There's also a sort of brand thing. Starfleet ships are almost all recognizable as Starfleet designs. It probably gives us a free presence stat or two.
 
In practice so far, that doesn't seem to be a huge concern. Plenty of canon examples abound, from all the shit Voyager integrated in to the Defiant getting a Romulan cloaking device,
I wouldn't count one-off exceptions because it's too easy to make any kludged-together machine work if you're willing to give it extensive, constant maintenance and treat it like a unique special snowflake. It's when you need a dozen of them and you need them serviceable that things get tougher.

...but more importantly TBG itself has several examples. Amarkians are starting to build Centaur-As in their own berths apparently without issue. A berth supposedly optimized for Starfleet vessels handled repairs for a Caitain Fathership. Hell, a Gaeni berth handled repairs for an Excelsior.
The Gaeni and the Amarki could get all the parts they needed directly from us, because we mass-produce them. If we try to take an Apiata design and put it into serial production on a scale larger than the Apiata themselves do, it's more of a problem.

Member worlds building our ships is inevitably going to be easier than us building theirs, because we build more ships than several member worlds combined..

Technology and parts and logistics seem to be fairly interchangeable, at least among most of the Federation ship designs.

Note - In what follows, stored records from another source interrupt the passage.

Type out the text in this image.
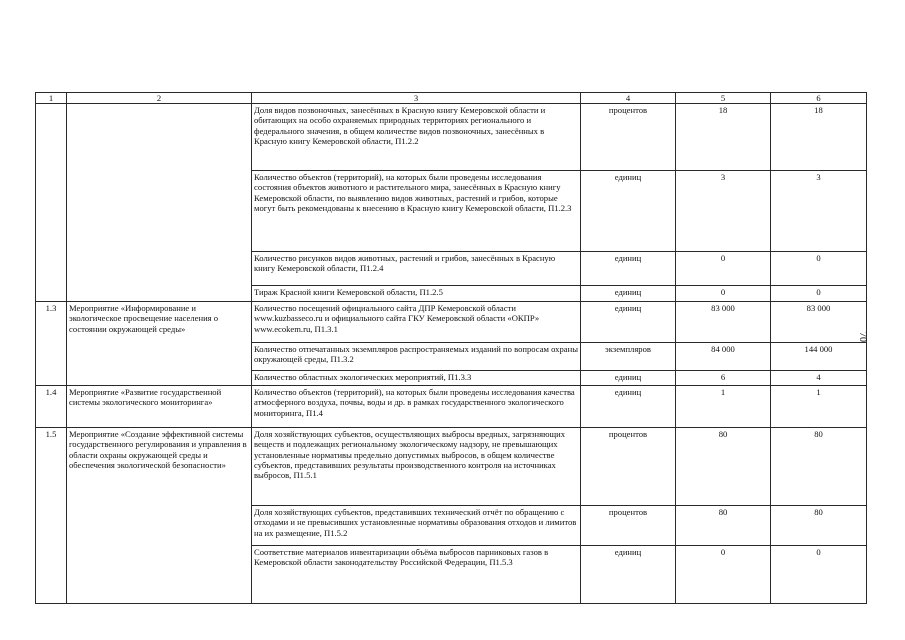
70
1	2	3	4	5	6
		Доля видов позвоночных, занесённых в Красную книгу Кемеровской области и обитающих на особо охраняемых природных территориях регионального и федерального значения, в общем количестве видов позвоночных, занесённых в Красную книгу Кемеровской области, П1.2.2	процентов	18	18
		Количество объектов (территорий), на которых были проведены исследования состояния объектов животного и растительного мира, занесённых в Красную книгу Кемеровской области, по выявлению видов животных, растений и грибов, которые могут быть рекомендованы к внесению в Красную книгу Кемеровской области, П1.2.3	единиц	3	3
		Количество рисунков видов животных, растений и грибов, занесённых в Красную книгу Кемеровской области, П1.2.4	единиц	0	0
		Тираж Красной книги Кемеровской области, П1.2.5	единиц	0	0
1.3	Мероприятие «Информирование и экологическое просвещение населения о состоянии окружающей среды»	Количество посещений официального сайта ДПР Кемеровской области www.kuzbasseco.ru и официального сайта ГКУ Кемеровской области «ОКПР» www.ecokem.ru, П1.3.1	единиц	83 000	83 000
		Количество отпечатанных экземпляров распространяемых изданий по вопросам охраны окружающей среды, П1.3.2	экземпляров	84 000	144 000
		Количество областных экологических мероприятий, П1.3.3	единиц	6	4
1.4	Мероприятие «Развитие государственной системы экологического мониторинга»	Количество объектов (территорий), на которых были проведены исследования качества атмосферного воздуха, почвы, воды и др. в рамках государственного экологического мониторинга, П1.4	единиц	1	1
1.5	Мероприятие «Создание эффективной системы государственного регулирования и управления в области охраны окружающей среды и обеспечения экологической безопасности»	Доля хозяйствующих субъектов, осуществляющих выбросы вредных, загрязняющих веществ и подлежащих региональному экологическому надзору, не превышающих установленные нормативы предельно допустимых выбросов, в общем количестве субъектов, представивших результаты производственного контроля на источниках выбросов, П1.5.1	процентов	80	80
		Доля хозяйствующих субъектов, представивших технический отчёт по обращению с отходами и не превысивших установленные нормативы образования отходов и лимитов на их размещение, П1.5.2	процентов	80	80
		Соответствие материалов инвентаризации объёма выбросов парниковых газов в Кемеровской области законодательству Российской Федерации, П1.5.3	единиц	0	0
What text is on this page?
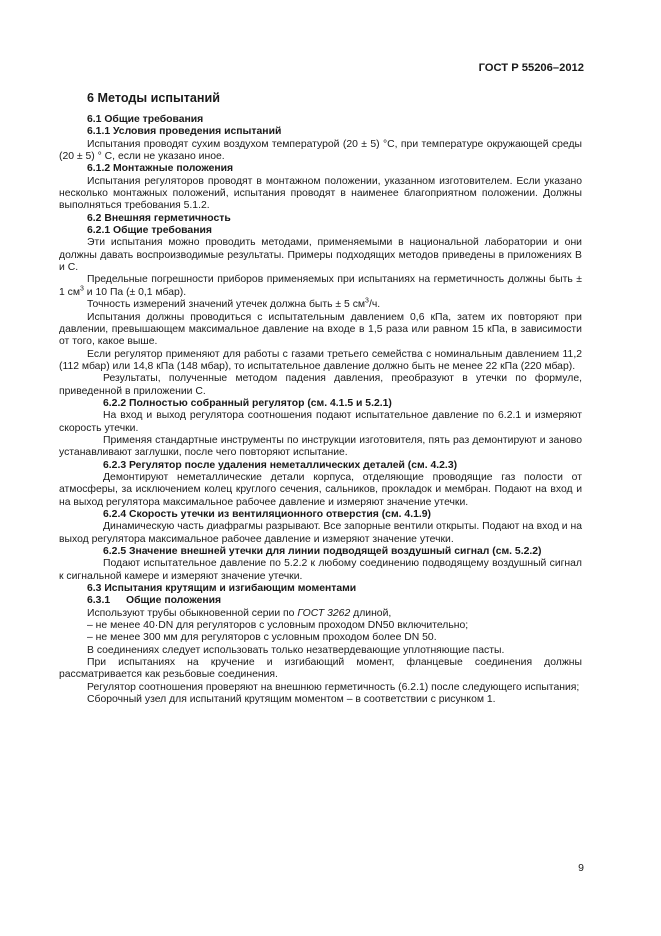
ГОСТ Р 55206–2012

6 Методы испытаний

6.1 Общие требования

6.1.1 Условия проведения испытаний

Испытания проводят сухим воздухом температурой (20 ± 5) °С, при температуре окружающей среды (20 ± 5) ° С, если не указано иное.

6.1.2 Монтажные положения

Испытания регуляторов проводят в монтажном положении, указанном изготовителем. Если указано несколько монтажных положений, испытания проводят в наименее благоприятном положении. Должны выполняться требования 5.1.2.

6.2 Внешняя герметичность

6.2.1 Общие требования

Эти испытания можно проводить методами, применяемыми в национальной лаборатории и они должны давать воспроизводимые результаты. Примеры подходящих методов приведены в приложениях В и С.

Предельные погрешности приборов применяемых при испытаниях на герметичность должны быть ± 1 $см^3$ и 10 Па (± 0,1 мбар).

Точность измерений значений утечек должна быть ± 5 $см^3/ч$.

Испытания должны проводиться с испытательным давлением 0,6 кПа, затем их повторяют при давлении, превышающем максимальное давление на входе в 1,5 раза или равном 15 кПа, в зависимости от того, какое выше.

Если регулятор применяют для работы с газами третьего семейства с номинальным давлением 11,2 (112 мбар) или 14,8 кПа (148 мбар), то испытательное давление должно быть не менее 22 кПа (220 мбар).

Результаты, полученные методом падения давления, преобразуют в утечки по формуле, приведенной в приложении С.

6.2.2 Полностью собранный регулятор (см. 4.1.5 и 5.2.1)

На вход и выход регулятора соотношения подают испытательное давление по 6.2.1 и измеряют скорость утечки.

Применяя стандартные инструменты по инструкции изготовителя, пять раз демонтируют и заново устанавливают заглушки, после чего повторяют испытание.

6.2.3 Регулятор после удаления неметаллических деталей (см. 4.2.3)

Демонтируют неметаллические детали корпуса, отделяющие проводящие газ полости от атмосферы, за исключением колец круглого сечения, сальников, прокладок и мембран. Подают на вход и на выход регулятора максимальное рабочее давление и измеряют значение утечки.

6.2.4 Скорость утечки из вентиляционного отверстия (см. 4.1.9)

Динамическую часть диафрагмы разрывают. Все запорные вентили открыты. Подают на вход и на выход регулятора максимальное рабочее давление и измеряют значение утечки.

6.2.5 Значение внешней утечки для линии подводящей воздушный сигнал (см. 5.2.2)

Подают испытательное давление по 5.2.2 к любому соединению подводящему воздушный сигнал к сигнальной камере и измеряют значение утечки.

6.3 Испытания крутящим и изгибающим моментами

6.3.1 Общие положения

Используют трубы обыкновенной серии по ГОСТ 3262 длиной,

– не менее 40·DN для регуляторов с условным проходом DN50 включительно;

– не менее 300 мм для регуляторов с условным проходом более DN 50.

В соединениях следует использовать только незатвердевающие уплотняющие пасты.

При испытаниях на кручение и изгибающий момент, фланцевые соединения должны рассматривается как резьбовые соединения.

Регулятор соотношения проверяют на внешнюю герметичность (6.2.1) после следующего испытания;

Сборочный узел для испытаний крутящим моментом – в соответствии с рисунком 1.

9
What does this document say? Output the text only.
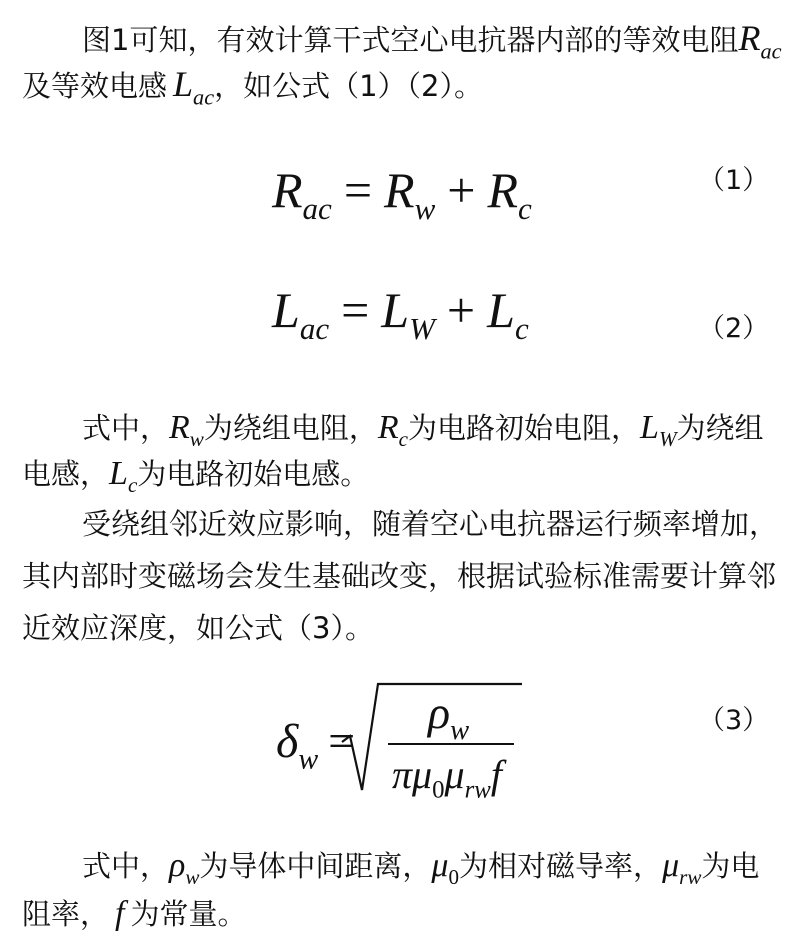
图1可知，有效计算干式空心电抗器内部的等效电阻$R_{ac}$
及等效电感 $L_{ac}$，如公式（1）（2）。
$R_{ac} = R_w + R_c$
（1）
$L_{ac} = L_W + L_c$	（2）
式中，$R_w$为绕组电阻，$R_c$为电路初始电阻，$L_W$为绕组
电感，$L_c$为电路初始电感。
受绕组邻近效应影响，随着空心电抗器运行频率增加，
其内部时变磁场会发生基础改变，根据试验标准需要计算邻
近效应深度，如公式（3）。
$\delta_w$ =
$\rho_w$
$\pi\mu_0\mu_{rw}f$
（3）
式中，$\rho_w$为导体中间距离，$\mu_0$为相对磁导率，$\mu_{rw}$为电
阻率， f 为常量。
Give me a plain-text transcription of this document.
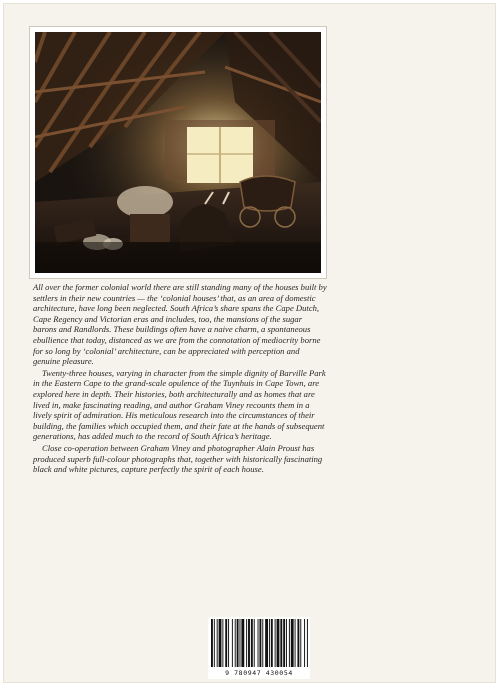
All over the former colonial world there are still standing many of the houses built by settlers in their new countries — the ‘colonial houses’ that, as an area of domestic architecture, have long been neglected. South Africa’s share spans the Cape Dutch, Cape Regency and Victorian eras and includes, too, the mansions of the sugar barons and Randlords. These buildings often have a naive charm, a spontaneous ebullience that today, distanced as we are from the connotation of mediocrity borne for so long by ‘colonial’ architecture, can be appreciated with perception and genuine pleasure.

Twenty-three houses, varying in character from the simple dignity of Barville Park in the Eastern Cape to the grand-scale opulence of the Tuynhuis in Cape Town, are explored here in depth. Their histories, both architecturally and as homes that are lived in, make fascinating reading, and author Graham Viney recounts them in a lively spirit of admiration. His meticulous research into the circumstances of their building, the families which occupied them, and their fate at the hands of subsequent generations, has added much to the record of South Africa’s heritage.

Close co-operation between Graham Viney and photographer Alain Proust has produced superb full-colour photographs that, together with historically fascinating black and white pictures, capture perfectly the spirit of each house.

9 780947 430054
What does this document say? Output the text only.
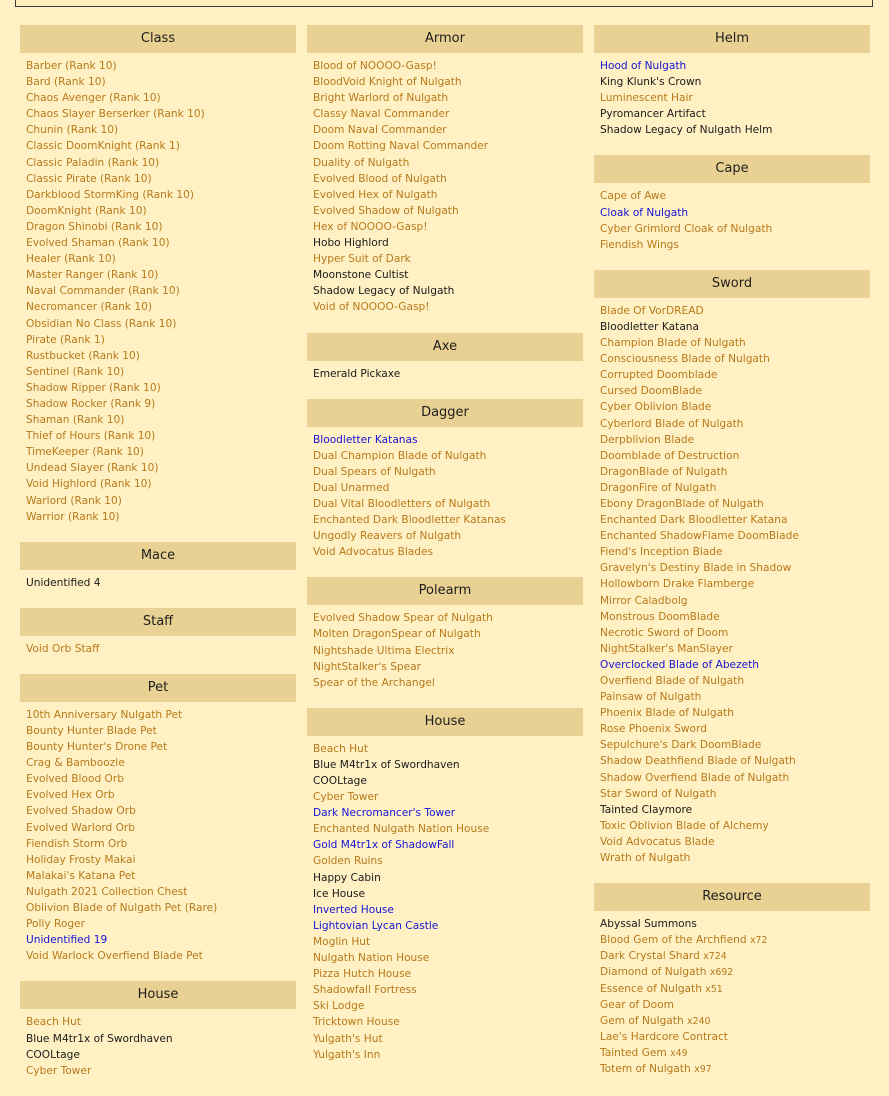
Class
Barber (Rank 10)
Bard (Rank 10)
Chaos Avenger (Rank 10)
Chaos Slayer Berserker (Rank 10)
Chunin (Rank 10)
Classic DoomKnight (Rank 1)
Classic Paladin (Rank 10)
Classic Pirate (Rank 10)
Darkblood StormKing (Rank 10)
DoomKnight (Rank 10)
Dragon Shinobi (Rank 10)
Evolved Shaman (Rank 10)
Healer (Rank 10)
Master Ranger (Rank 10)
Naval Commander (Rank 10)
Necromancer (Rank 10)
Obsidian No Class (Rank 10)
Pirate (Rank 1)
Rustbucket (Rank 10)
Sentinel (Rank 10)
Shadow Ripper (Rank 10)
Shadow Rocker (Rank 9)
Shaman (Rank 10)
Thief of Hours (Rank 10)
TimeKeeper (Rank 10)
Undead Slayer (Rank 10)
Void Highlord (Rank 10)
Warlord (Rank 10)
Warrior (Rank 10)
Mace
Unidentified 4
Staff
Void Orb Staff
Pet
10th Anniversary Nulgath Pet
Bounty Hunter Blade Pet
Bounty Hunter's Drone Pet
Crag & Bamboozle
Evolved Blood Orb
Evolved Hex Orb
Evolved Shadow Orb
Evolved Warlord Orb
Fiendish Storm Orb
Holiday Frosty Makai
Malakai's Katana Pet
Nulgath 2021 Collection Chest
Oblivion Blade of Nulgath Pet (Rare)
Polly Roger
Unidentified 19
Void Warlock Overfiend Blade Pet
House
Beach Hut
Blue M4tr1x of Swordhaven
COOLtage
Cyber Tower
Armor
Blood of NOOOO-Gasp!
BloodVoid Knight of Nulgath
Bright Warlord of Nulgath
Classy Naval Commander
Doom Naval Commander
Doom Rotting Naval Commander
Duality of Nulgath
Evolved Blood of Nulgath
Evolved Hex of Nulgath
Evolved Shadow of Nulgath
Hex of NOOOO-Gasp!
Hobo Highlord
Hyper Suit of Dark
Moonstone Cultist
Shadow Legacy of Nulgath
Void of NOOOO-Gasp!
Axe
Emerald Pickaxe
Dagger
Bloodletter Katanas
Dual Champion Blade of Nulgath
Dual Spears of Nulgath
Dual Unarmed
Dual Vital Bloodletters of Nulgath
Enchanted Dark Bloodletter Katanas
Ungodly Reavers of Nulgath
Void Advocatus Blades
Polearm
Evolved Shadow Spear of Nulgath
Molten DragonSpear of Nulgath
Nightshade Ultima Electrix
NightStalker's Spear
Spear of the Archangel
House
Beach Hut
Blue M4tr1x of Swordhaven
COOLtage
Cyber Tower
Dark Necromancer's Tower
Enchanted Nulgath Nation House
Gold M4tr1x of ShadowFall
Golden Ruins
Happy Cabin
Ice House
Inverted House
Lightovian Lycan Castle
Moglin Hut
Nulgath Nation House
Pizza Hutch House
Shadowfall Fortress
Ski Lodge
Tricktown House
Yulgath's Hut
Yulgath's Inn
Helm
Hood of Nulgath
King Klunk's Crown
Luminescent Hair
Pyromancer Artifact
Shadow Legacy of Nulgath Helm
Cape
Cape of Awe
Cloak of Nulgath
Cyber Grimlord Cloak of Nulgath
Fiendish Wings
Sword
Blade Of VorDREAD
Bloodletter Katana
Champion Blade of Nulgath
Consciousness Blade of Nulgath
Corrupted Doomblade
Cursed DoomBlade
Cyber Oblivion Blade
Cyberlord Blade of Nulgath
Derpblivion Blade
Doomblade of Destruction
DragonBlade of Nulgath
DragonFire of Nulgath
Ebony DragonBlade of Nulgath
Enchanted Dark Bloodletter Katana
Enchanted ShadowFlame DoomBlade
Fiend's Inception Blade
Gravelyn's Destiny Blade in Shadow
Hollowborn Drake Flamberge
Mirror Caladbolg
Monstrous DoomBlade
Necrotic Sword of Doom
NightStalker's ManSlayer
Overclocked Blade of Abezeth
Overfiend Blade of Nulgath
Painsaw of Nulgath
Phoenix Blade of Nulgath
Rose Phoenix Sword
Sepulchure's Dark DoomBlade
Shadow Deathfiend Blade of Nulgath
Shadow Overfiend Blade of Nulgath
Star Sword of Nulgath
Tainted Claymore
Toxic Oblivion Blade of Alchemy
Void Advocatus Blade
Wrath of Nulgath
Resource
Abyssal Summons
Blood Gem of the Archfiend x72
Dark Crystal Shard x724
Diamond of Nulgath x692
Essence of Nulgath x51
Gear of Doom
Gem of Nulgath x240
Lae's Hardcore Contract
Tainted Gem x49
Totem of Nulgath x97
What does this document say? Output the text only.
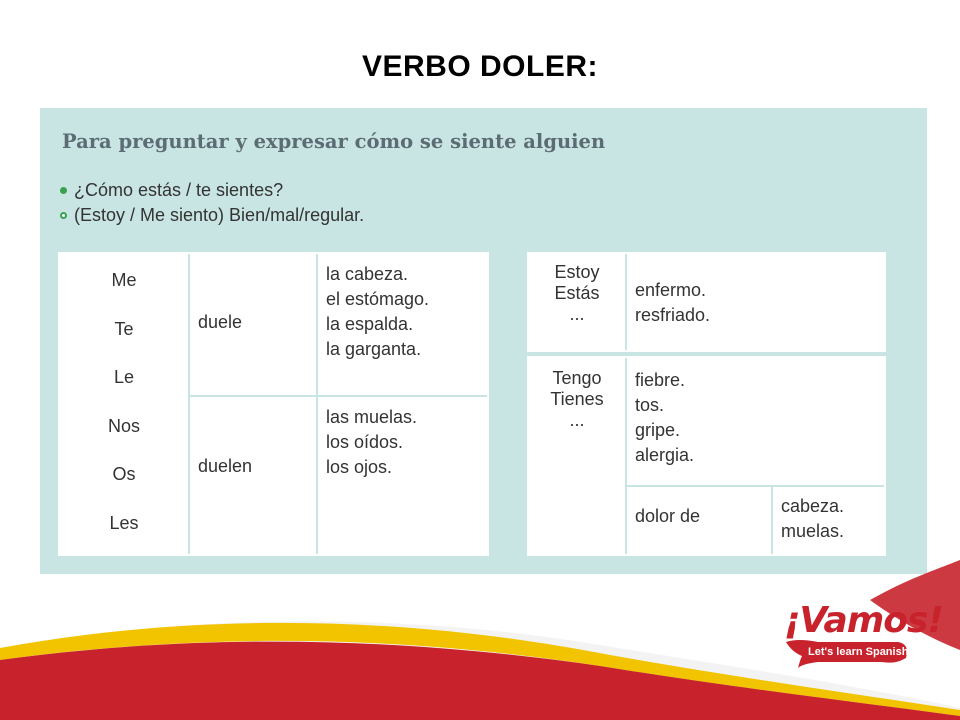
VERBO DOLER:
Para preguntar y expresar cómo se siente alguien
¿Cómo estás / te sientes?
(Estoy / Me siento) Bien/mal/regular.
Me
Te
Le
Nos
Os
Les
duele
duelen
la cabeza.
el estómago.
la espalda.
la garganta.
las muelas.
los oídos.
los ojos.
Estoy
Estás
...
enfermo.
resfriado.
Tengo
Tienes
...
fiebre.
tos.
gripe.
alergia.
dolor de	cabeza.
muelas.
¡Vamos!
Let's learn Spanish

There might be a couple exceptions, like it is conceivable that Apiata ship designs are less compatible and would require some delay to refit our berths and negotiate supply lines to handle them, but I'd find that unlikely or otherwise not important enough to model at the game level.

The Apiata most likely aren't switching to our ships not because of logistical issues but rather because their ships are superior for their purposes. Or rather, any logistical issues play second fiddle - and an apparently small fiddle at that - to concerns about ship capabilities.
The catch is that our purposes aren't their purposes. Which is why I explicitly mentioned this- that Apiata ships are designed to requirements that don't match ours. Their ships may not be able to do things that we require our ships to be able to do (like cross the entire Federation at a reasonable cruising speed of one sector per week without having to stop for an engine overhaul).
 
A Kaldar class heavy cruiser has combat stats broadly comparable to a Conniebee or Rennie. Even assuming that it'll be tricky to train a Starfleet crew to operate it, and to fit it with a compatible warp core, I suspect that doing so will be cheaper and less time consuming than any other way of adding 5 Combat to the fleet we send against the Cardassians.

And that's just combat stats. Q only knows how much its presence on the battlefield would hurt the enemy morale.